# printing locally from a remote server connection



## kanaitpro (Feb 13, 2013)

i am having a bit of trouble with a remote server connection. i recently switched some pos machines over from xp to 7 and everything is going great until my customer tries to print a report from another store. he used to use a remote desktop connection and have the pos software running on the server, running server 2003. in the past, he has lost his printer on the server and has had to add it. this was not working this time. i have never had to print locally from a remote connection, so am a little lost. i didn't know which port to use, so tried the usb, the lpt, and some others i saw that were ts01 or something like that. i'm not having much luck, and need some assistance. i also have the option of a network printer if it would be easier to use that. thanx for any help.


----------



## srhoades (May 15, 2003)

To print locally from a remote desktop connection you need to add the print drivers of the local printer to the server.

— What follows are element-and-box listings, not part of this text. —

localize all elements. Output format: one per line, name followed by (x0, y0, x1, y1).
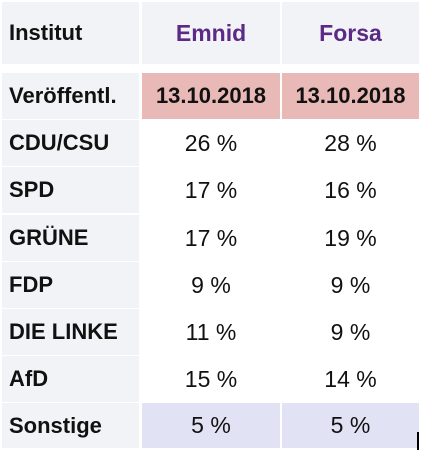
forsa-value: 9 % (282, 309, 419, 355)
party-label: SPD (2, 167, 139, 213)
emnid-value: 15 % (142, 356, 280, 402)
table-row: SPD 17 % 16 % (0, 167, 422, 213)
published-label: Veröffentl. (2, 73, 139, 119)
emnid-value: 26 % (142, 120, 280, 166)
party-label: DIE LINKE (2, 309, 139, 355)
institute-header: Institut (2, 2, 139, 64)
forsa-value: 14 % (282, 356, 419, 402)
forsa-value: 9 % (282, 262, 419, 308)
forsa-value: 19 % (282, 215, 419, 261)
emnid-date: 13.10.2018 (142, 73, 280, 119)
edge-divider (417, 432, 419, 450)
emnid-others-value: 5 % (142, 403, 280, 448)
others-row: Sonstige 5 % 5 % (0, 403, 422, 448)
party-label: AfD (2, 356, 139, 402)
table-row: CDU/CSU 26 % 28 % (0, 120, 422, 166)
header-row: Institut Emnid Forsa (0, 2, 422, 64)
forsa-value: 16 % (282, 167, 419, 213)
table-row: FDP 9 % 9 % (0, 262, 422, 308)
party-label: FDP (2, 262, 139, 308)
party-label: GRÜNE (2, 215, 139, 261)
emnid-value: 11 % (142, 309, 280, 355)
emnid-value: 9 % (142, 262, 280, 308)
table-row: AfD 15 % 14 % (0, 356, 422, 402)
table-row: GRÜNE 17 % 19 % (0, 215, 422, 261)
emnid-header: Emnid (142, 2, 280, 64)
emnid-value: 17 % (142, 167, 280, 213)
forsa-value: 28 % (282, 120, 419, 166)
published-row: Veröffentl. 13.10.2018 13.10.2018 (0, 73, 422, 119)
forsa-date: 13.10.2018 (282, 73, 419, 119)
forsa-others-value: 5 % (282, 403, 419, 448)
emnid-value: 17 % (142, 215, 280, 261)
forsa-header: Forsa (282, 2, 419, 64)
others-label: Sonstige (2, 403, 139, 448)
party-label: CDU/CSU (2, 120, 139, 166)
table-row: DIE LINKE 11 % 9 % (0, 309, 422, 355)
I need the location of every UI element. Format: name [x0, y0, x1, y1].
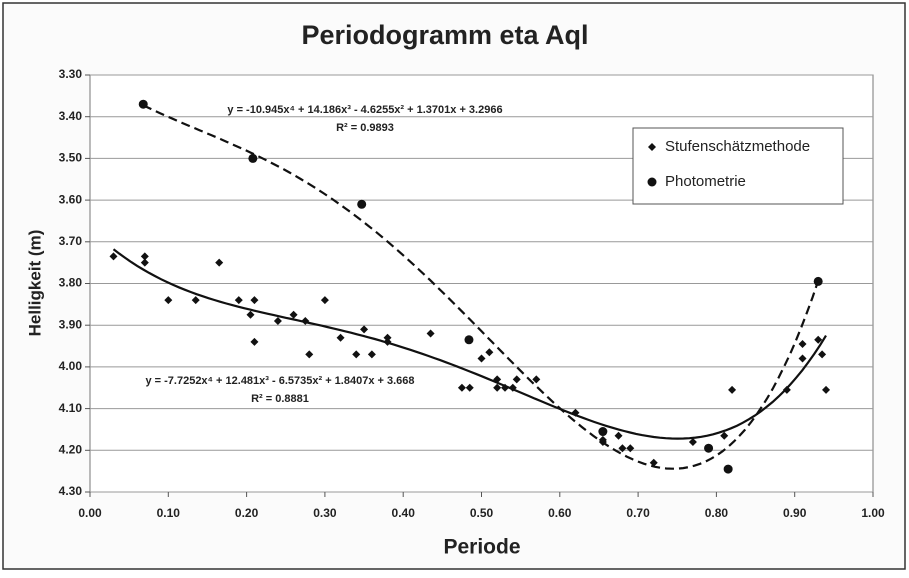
point [336, 333, 345, 342]
y-tick-label: 3.50 [59, 151, 83, 165]
y-tick-label: 3.80 [59, 276, 83, 290]
point [688, 437, 697, 446]
y-tick-label: 4.20 [59, 442, 83, 456]
point [618, 444, 627, 453]
point [782, 385, 791, 394]
y-tick-label: 4.30 [59, 484, 83, 498]
point [493, 375, 502, 384]
point [352, 350, 361, 359]
point [598, 427, 608, 437]
point [289, 310, 298, 319]
legend-label: Photometrie [665, 173, 746, 190]
point [426, 329, 435, 338]
point [814, 335, 823, 344]
point [357, 199, 367, 209]
point [273, 317, 282, 326]
point [532, 375, 541, 384]
y-tick-label: 3.60 [59, 192, 83, 206]
point [720, 431, 729, 440]
point [457, 383, 466, 392]
point [649, 458, 658, 467]
legend-marker [647, 177, 657, 187]
point [191, 296, 200, 305]
point [383, 333, 392, 342]
point [234, 296, 243, 305]
y-tick-label: 3.40 [59, 109, 83, 123]
trend-equation: y = -7.7252x⁴ + 12.481x³ - 6.5735x² + 1.… [145, 375, 414, 387]
point [626, 444, 635, 453]
legend-marker [648, 143, 656, 151]
trend-r2: R² = 0.9893 [336, 122, 394, 134]
point [728, 385, 737, 394]
point [215, 258, 224, 267]
point [383, 337, 392, 346]
point [614, 431, 623, 440]
trend-line [142, 104, 820, 470]
legend-box [632, 127, 844, 205]
x-tick-label: 0.10 [157, 506, 181, 520]
x-tick-label: 0.30 [313, 506, 337, 520]
point [301, 317, 310, 326]
point [571, 408, 580, 417]
y-tick-label: 4.10 [59, 401, 83, 415]
point [704, 443, 714, 453]
x-tick-label: 0.80 [705, 506, 729, 520]
point [508, 383, 517, 392]
point [477, 354, 486, 363]
trend-r2: R² = 0.8881 [251, 393, 309, 405]
x-tick-label: 0.60 [548, 506, 572, 520]
point [493, 383, 502, 392]
point [320, 296, 329, 305]
x-axis-title: Periode [443, 536, 520, 559]
point [465, 383, 474, 392]
point [798, 354, 807, 363]
point [500, 383, 509, 392]
legend-label: Stufenschätzmethode [665, 138, 810, 155]
x-tick-label: 0.50 [470, 506, 494, 520]
point [723, 464, 733, 474]
x-tick-label: 0.20 [235, 506, 259, 520]
point [485, 348, 494, 357]
trend-line [112, 248, 827, 440]
x-tick-label: 0.90 [783, 506, 807, 520]
point [798, 339, 807, 348]
y-tick-label: 3.30 [59, 67, 83, 81]
point [140, 252, 149, 261]
point [109, 252, 118, 261]
x-tick-label: 0.00 [78, 506, 102, 520]
x-tick-label: 0.70 [626, 506, 650, 520]
point [822, 385, 831, 394]
point [246, 310, 255, 319]
point [360, 325, 369, 334]
point [512, 375, 521, 384]
trend-equation: y = -10.945x⁴ + 14.186x³ - 4.6255x² + 1.… [227, 104, 502, 116]
point [598, 435, 607, 444]
y-tick-label: 4.00 [59, 359, 83, 373]
chart-title: Periodogramm eta Aql [301, 20, 588, 50]
point [140, 258, 149, 267]
point [250, 296, 259, 305]
point [464, 335, 474, 345]
point [813, 276, 823, 286]
y-tick-label: 3.90 [59, 317, 83, 331]
point [818, 350, 827, 359]
point [138, 99, 148, 109]
x-tick-label: 1.00 [861, 506, 885, 520]
point [164, 296, 173, 305]
y-tick-label: 3.70 [59, 234, 83, 248]
point [250, 337, 259, 346]
x-tick-label: 0.40 [392, 506, 416, 520]
point [367, 350, 376, 359]
y-axis-title: Helligkeit (m) [25, 230, 44, 337]
point [248, 153, 258, 163]
point [305, 350, 314, 359]
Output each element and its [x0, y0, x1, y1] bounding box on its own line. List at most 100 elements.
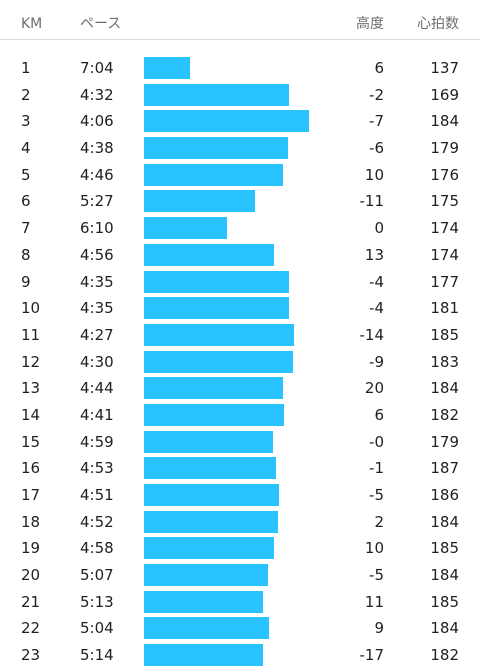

You do not install the printer at all on the server. The print drivers must match the OS and architecture (32bit or 64bit) as the local machine.


----------



## kanaitpro (Feb 13, 2013)

that's the problem. the server is a 32 bit server 2003, the local machine is win 7 64 bit. i was trying to add the print drivers to the remote server and it kept saying not the right os. the printer is installed on the local machine, so it seems to me that if i install it on the server it should work. any ideas on how to get around this? like i said, i have the option of using the networked printer in the local office, but printers have never been my specialty. i know the internal ip address and the external ip address, but am having trouble pointing the machine to the path. i am not sure of the syntax, and my searches have been hampered a little.


----------



## srhoades (May 15, 2003)

You need to research remote desktop printing. You do not install the printer, you only add the driver via the add driver wizard. In the remote desktop connection settings of the client check the local settings and that printers are selected. The printer will then show up as an option to print to in the remote desktop session.


----------